AUBURN — Alabama put its national title hopes on the leg of a freshman kicker — and he nearly delivered.
Instead, Adam Griffith's last-second, 56-yard attempt came up just short, falling into the arms of an alert Chris Davis, who took off down the left sideline and ran 109 yards into the far-reaching depths of Iron Bowl lore.
For Auburn, it was the most miraculous miracle in a dream season full of them.
For the Tide, it almost assuredly marked the gut-wrenching end to a three-peat that appeared guaranteed to so many just months, weeks, days, hours and even minutes before the unthinkable changed everything.
And really, was the outcome decided on the final play for the nation's top team? Technically, yes. Fundamentally, not at all.
Aside from a late 99-yard prayer from AJ McCarron to Amari Cooper, Alabama squandered just about every meaningful opportunity it could count. There were dropped touchdown passes, errant throws, third- and fourth-and-short situations deep in Tiger territory that couldn't be converted, one blocked field goal and three other misses, not to mention the awareness it lacked on the last.
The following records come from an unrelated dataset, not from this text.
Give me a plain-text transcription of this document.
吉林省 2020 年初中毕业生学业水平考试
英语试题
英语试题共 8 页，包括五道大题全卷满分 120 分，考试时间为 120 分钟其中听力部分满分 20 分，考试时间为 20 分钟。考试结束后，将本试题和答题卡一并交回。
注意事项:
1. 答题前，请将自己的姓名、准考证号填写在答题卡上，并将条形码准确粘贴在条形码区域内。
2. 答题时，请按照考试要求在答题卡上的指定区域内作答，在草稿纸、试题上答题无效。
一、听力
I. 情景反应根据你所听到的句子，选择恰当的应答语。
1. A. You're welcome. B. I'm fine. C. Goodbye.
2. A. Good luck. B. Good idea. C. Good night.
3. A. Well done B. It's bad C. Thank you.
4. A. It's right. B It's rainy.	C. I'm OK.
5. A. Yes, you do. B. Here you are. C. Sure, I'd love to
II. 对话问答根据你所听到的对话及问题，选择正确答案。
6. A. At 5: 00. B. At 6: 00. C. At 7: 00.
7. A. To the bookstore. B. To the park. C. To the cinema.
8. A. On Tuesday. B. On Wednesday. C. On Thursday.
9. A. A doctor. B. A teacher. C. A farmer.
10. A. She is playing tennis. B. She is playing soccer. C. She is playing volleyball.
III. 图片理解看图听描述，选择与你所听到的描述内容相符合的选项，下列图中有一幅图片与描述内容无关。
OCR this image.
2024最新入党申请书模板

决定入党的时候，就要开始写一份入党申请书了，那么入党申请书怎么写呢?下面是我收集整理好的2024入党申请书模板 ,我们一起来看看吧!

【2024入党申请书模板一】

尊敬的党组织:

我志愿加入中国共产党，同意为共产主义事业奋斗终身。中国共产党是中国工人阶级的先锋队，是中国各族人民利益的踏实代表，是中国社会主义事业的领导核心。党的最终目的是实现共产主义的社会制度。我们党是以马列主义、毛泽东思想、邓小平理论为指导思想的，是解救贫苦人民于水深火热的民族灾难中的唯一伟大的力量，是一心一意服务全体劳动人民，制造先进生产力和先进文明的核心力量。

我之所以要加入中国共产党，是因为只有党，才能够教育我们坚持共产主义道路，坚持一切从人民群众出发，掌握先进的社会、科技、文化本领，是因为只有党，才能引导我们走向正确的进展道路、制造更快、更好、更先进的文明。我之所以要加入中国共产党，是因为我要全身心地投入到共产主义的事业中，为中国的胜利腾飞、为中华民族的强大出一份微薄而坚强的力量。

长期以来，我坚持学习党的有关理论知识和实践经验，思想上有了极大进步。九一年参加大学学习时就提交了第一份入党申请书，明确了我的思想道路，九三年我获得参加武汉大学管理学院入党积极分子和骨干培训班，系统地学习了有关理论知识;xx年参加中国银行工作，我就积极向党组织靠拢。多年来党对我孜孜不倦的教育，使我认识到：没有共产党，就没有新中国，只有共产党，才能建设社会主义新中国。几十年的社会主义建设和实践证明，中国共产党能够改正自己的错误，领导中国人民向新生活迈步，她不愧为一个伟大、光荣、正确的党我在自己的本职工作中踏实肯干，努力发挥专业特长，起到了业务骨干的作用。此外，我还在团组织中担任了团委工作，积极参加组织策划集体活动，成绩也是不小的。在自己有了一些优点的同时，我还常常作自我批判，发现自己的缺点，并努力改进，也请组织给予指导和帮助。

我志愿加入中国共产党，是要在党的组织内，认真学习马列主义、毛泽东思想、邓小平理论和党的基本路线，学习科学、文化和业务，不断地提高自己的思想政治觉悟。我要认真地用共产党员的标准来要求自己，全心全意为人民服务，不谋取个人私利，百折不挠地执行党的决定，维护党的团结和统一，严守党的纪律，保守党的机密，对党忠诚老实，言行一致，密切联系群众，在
And that's just the short list.
Simply put, Alabama did not play Alabama football for a full 60 minutes Saturday night — and it showed.
So where do Nick Saban and Co. go from here? It's hard to say when an upset somehow seemed out of the question despite the fact Auburn had already proven it was back in the national spotlight by rising to No. 4 in the BCS Standings and Associated Press poll.
A trip to Pasadena still isn't entirely out of the question. But at this late juncture in the college football season, it would likely take a miracle akin to the one that dashed the Tide's SEC championship dreams to make it happen.